The speed with which School Direct, the government’s new teacher training policy, is being introduced risks damaging the quality of instruction, a university head has warned.
The University of Cumbria is one of the higher education institutions engaging with the scheme, under which schools themselves recruit trainee teachers. Peter Strike, Cumbria’s vice-chancellor, said he feared that diving in “as deeply as we have in such a short space of time” meant that quality issues were not being addressed. This risked damaging the reputation of universities providing training for the programme, he added.
“At the end of the day, the quality of the programmes sits with us and our judgement; these are our degrees, we sign them off and the Quality Assurance Agency will be looking at us to make sure that we’ve got them right,” he said.
Professor Strike added that the financial constraints placed on university teacher training providers was making it difficult to ensure quality and stability. He said that Cumbria had lost 60 per cent of its “core” places for students taking PGCEs “at a stroke” last year.
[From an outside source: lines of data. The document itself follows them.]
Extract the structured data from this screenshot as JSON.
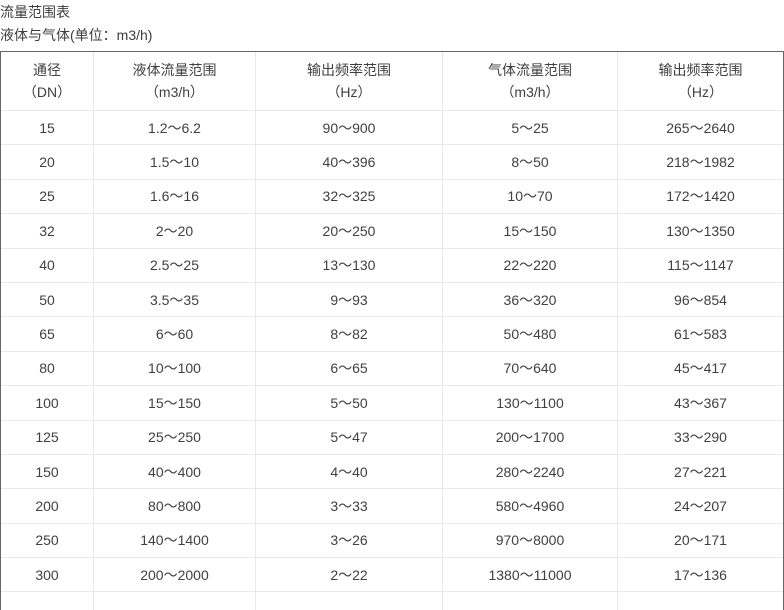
{
  "page": {
    "title": "流量范围表",
    "subtitle": "液体与气体(单位：m3/h)"
  },
  "table": {
    "columns": [
      {
        "line1": "通径",
        "line2": "（DN）"
      },
      {
        "line1": "液体流量范围",
        "line2": "（m3/h）"
      },
      {
        "line1": "输出频率范围",
        "line2": "（Hz）"
      },
      {
        "line1": "气体流量范围",
        "line2": "（m3/h）"
      },
      {
        "line1": "输出频率范围",
        "line2": "（Hz）"
      }
    ],
    "rows": [
      [
        "15",
        "1.2～6.2",
        "90～900",
        "5～25",
        "265～2640"
      ],
      [
        "20",
        "1.5～10",
        "40～396",
        "8～50",
        "218～1982"
      ],
      [
        "25",
        "1.6～16",
        "32～325",
        "10～70",
        "172～1420"
      ],
      [
        "32",
        "2～20",
        "20～250",
        "15～150",
        "130～1350"
      ],
      [
        "40",
        "2.5～25",
        "13～130",
        "22～220",
        "115～1147"
      ],
      [
        "50",
        "3.5～35",
        "9～93",
        "36～320",
        "96～854"
      ],
      [
        "65",
        "6～60",
        "8～82",
        "50～480",
        "61～583"
      ],
      [
        "80",
        "10～100",
        "6～65",
        "70～640",
        "45～417"
      ],
      [
        "100",
        "15～150",
        "5～50",
        "130～1100",
        "43～367"
      ],
      [
        "125",
        "25～250",
        "5～47",
        "200～1700",
        "33～290"
      ],
      [
        "150",
        "40～400",
        "4～40",
        "280～2240",
        "27～221"
      ],
      [
        "200",
        "80～800",
        "3～33",
        "580～4960",
        "24～207"
      ],
      [
        "250",
        "140～1400",
        "3～26",
        "970～8000",
        "20～171"
      ],
      [
        "300",
        "200～2000",
        "2～22",
        "1380～11000",
        "17～136"
      ]
    ]
  },
  "colors": {
    "text": "#404040",
    "outer_border": "#666666",
    "inner_border": "#e9e9e9",
    "background": "#ffffff"
  }
}
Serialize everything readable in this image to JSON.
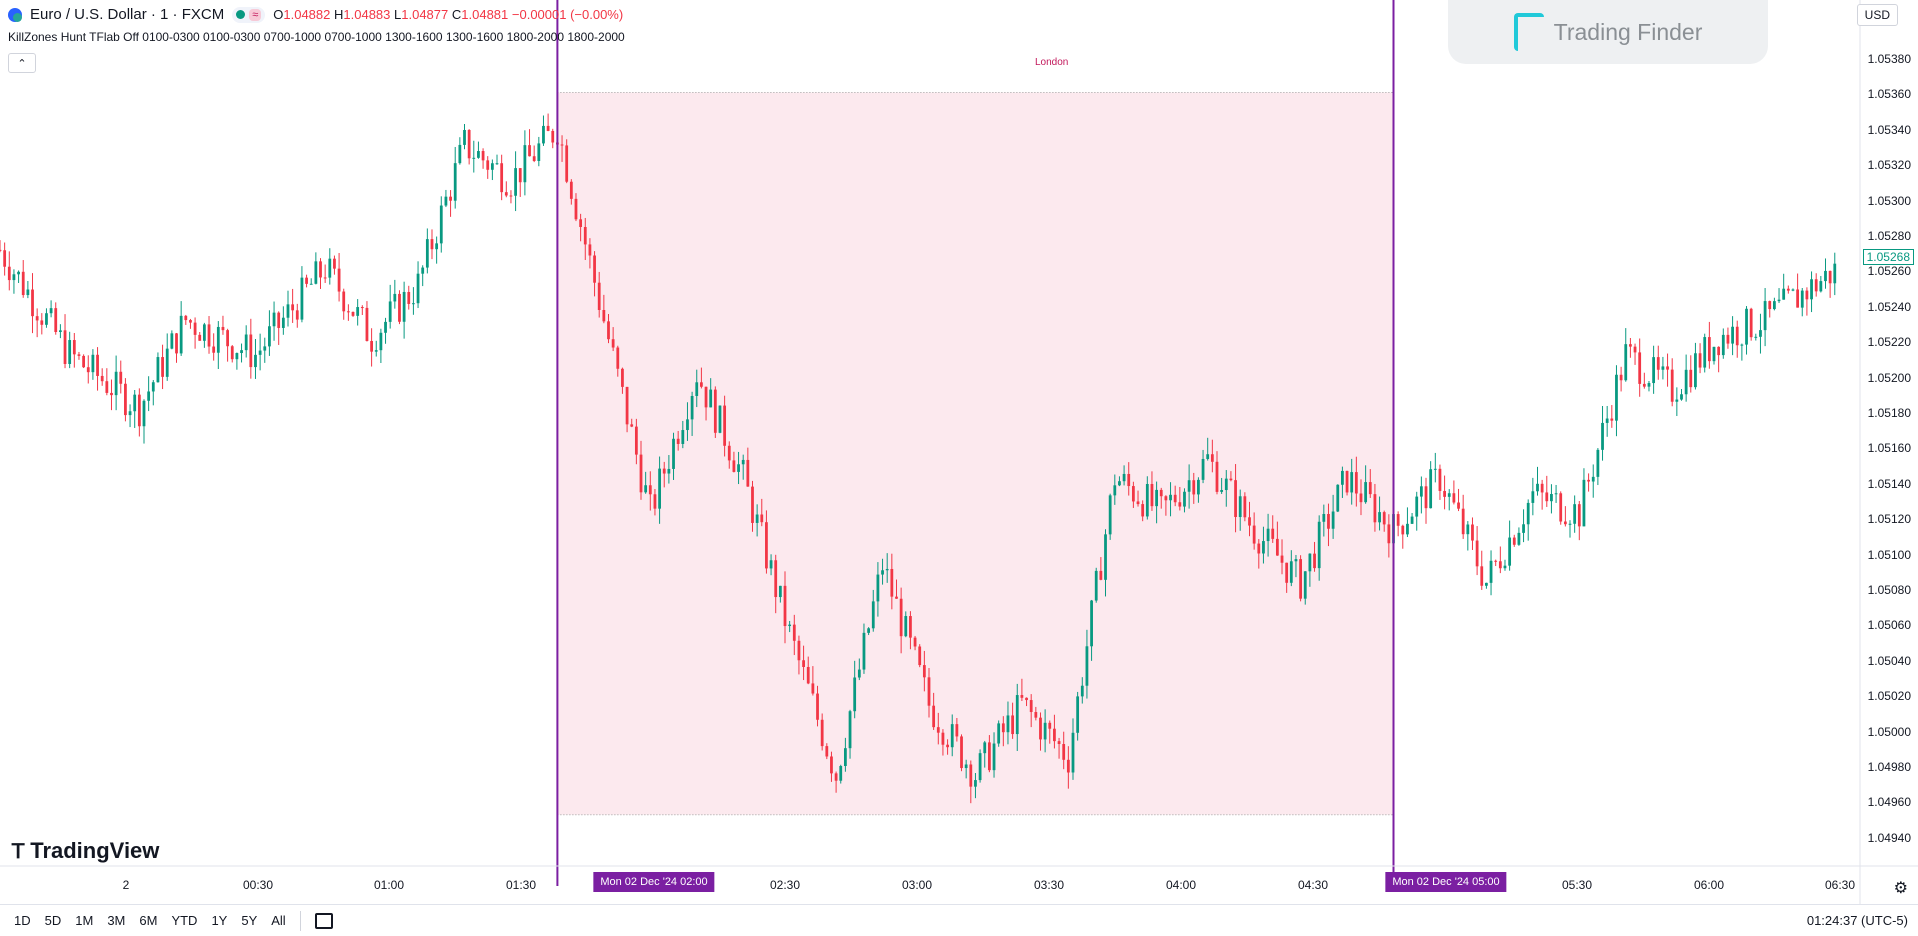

“That’s a drop of 200 students in one go. The sheer mass of the finances means that on a School Direct model, we see about 50 per cent of the income per student we saw from our own core provision,” he added. “We’ve got 360 extra School Direct places, so we are teaching twice as many students on a resource that’s half the amount per head compared with the old model. We’re having to make our provision much more generic than it has been in the past and leave the specialist stuff to the schools.”
There are also concerns that the Department for Education could switch more core places to School Direct this year, Professor Strike said, although so far he has been left in the dark about the possibility.
If there is further change, Cumbria may have to let more staff go, he said, adding to the “significant numbers” lost already.
The ultimate consequence, the vice-chancellor warned, was that initial teacher training would no longer be financially viable for universities.
“I have no way of smoothing the financial consequences of this out – if you lose two-thirds of your secondary PGCE provision, that’s £2 million of expenditure. What do I do, create that out of thin air?” he asked.
“We’re robust enough to carry it financially, but we might not have been. There must come a point when initial teacher training is no longer financially attractive to universities. When that point might or might not arrive, I don’t know.”